Search code examples
azurepowerbifirewalloutboundpowerbi-datagateway

How to allow the azure data center IP address dynamically in firewall

I'm trying to install powerbi data gateway on-prem. So as per the pre-requisites, I need to allow some domain/IP for the outbound firewall.

As per this

It is recommended that you whitelist the IP addresses, for your data region, in your firewall. You can download the Microsoft Azure Datacenter IP list, which is updated weekly.

My Question:

  • Here Microsoft says they will update this weekly, which means those will be a dynamic IP, In such case how can I aware of that If I add one IP to my firewall but after it has been changed by Azure?
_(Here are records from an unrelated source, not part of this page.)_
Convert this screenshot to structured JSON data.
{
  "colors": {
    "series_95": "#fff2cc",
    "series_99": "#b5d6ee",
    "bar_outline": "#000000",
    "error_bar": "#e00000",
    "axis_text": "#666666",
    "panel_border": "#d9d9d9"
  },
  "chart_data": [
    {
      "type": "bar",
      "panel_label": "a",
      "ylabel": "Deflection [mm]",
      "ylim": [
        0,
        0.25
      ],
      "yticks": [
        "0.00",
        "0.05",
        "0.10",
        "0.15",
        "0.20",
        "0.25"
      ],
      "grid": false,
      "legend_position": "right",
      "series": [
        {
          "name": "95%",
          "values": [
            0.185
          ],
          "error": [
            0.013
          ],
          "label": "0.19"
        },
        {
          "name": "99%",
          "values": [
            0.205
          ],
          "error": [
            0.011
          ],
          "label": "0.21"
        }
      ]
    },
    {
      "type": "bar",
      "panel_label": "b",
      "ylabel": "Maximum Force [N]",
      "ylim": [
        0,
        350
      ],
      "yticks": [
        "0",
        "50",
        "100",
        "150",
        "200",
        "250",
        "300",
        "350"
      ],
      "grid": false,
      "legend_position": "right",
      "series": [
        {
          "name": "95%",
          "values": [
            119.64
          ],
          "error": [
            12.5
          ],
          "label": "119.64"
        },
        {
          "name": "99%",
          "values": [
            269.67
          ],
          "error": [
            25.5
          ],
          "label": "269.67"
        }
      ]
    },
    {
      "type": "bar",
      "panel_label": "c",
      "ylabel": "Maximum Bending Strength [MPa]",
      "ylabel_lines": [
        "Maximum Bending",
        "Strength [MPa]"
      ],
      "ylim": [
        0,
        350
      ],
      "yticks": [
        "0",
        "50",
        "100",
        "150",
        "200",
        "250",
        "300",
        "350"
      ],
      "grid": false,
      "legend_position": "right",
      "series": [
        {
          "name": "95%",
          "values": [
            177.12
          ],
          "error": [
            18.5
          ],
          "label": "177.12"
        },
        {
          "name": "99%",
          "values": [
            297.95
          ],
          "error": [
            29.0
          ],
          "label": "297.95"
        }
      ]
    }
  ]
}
Is there is any process to find/automate this process?
  • If we aren't used the IP address. Is there any way to open the outbound port for an FQDN like below

enter image description here

Solution

  • You have the list of outbound FQDN's that the gateway needs to communicate with, so this isn't really a question relating to Azure, it is whether your firewall (you do not mention what this is) can be configured to allow outbound connections to FQDN's rather than IP's, you would need to consult whoever manages your firewall to look at this. If it does not then the only option would be to add the Azure IP ranges.

    The only way you can be aware of an IP change in the Azure ranges is to look at the IP range document you listed. You could create a script that regularly downloaded and parsed that file, and updated your firewall.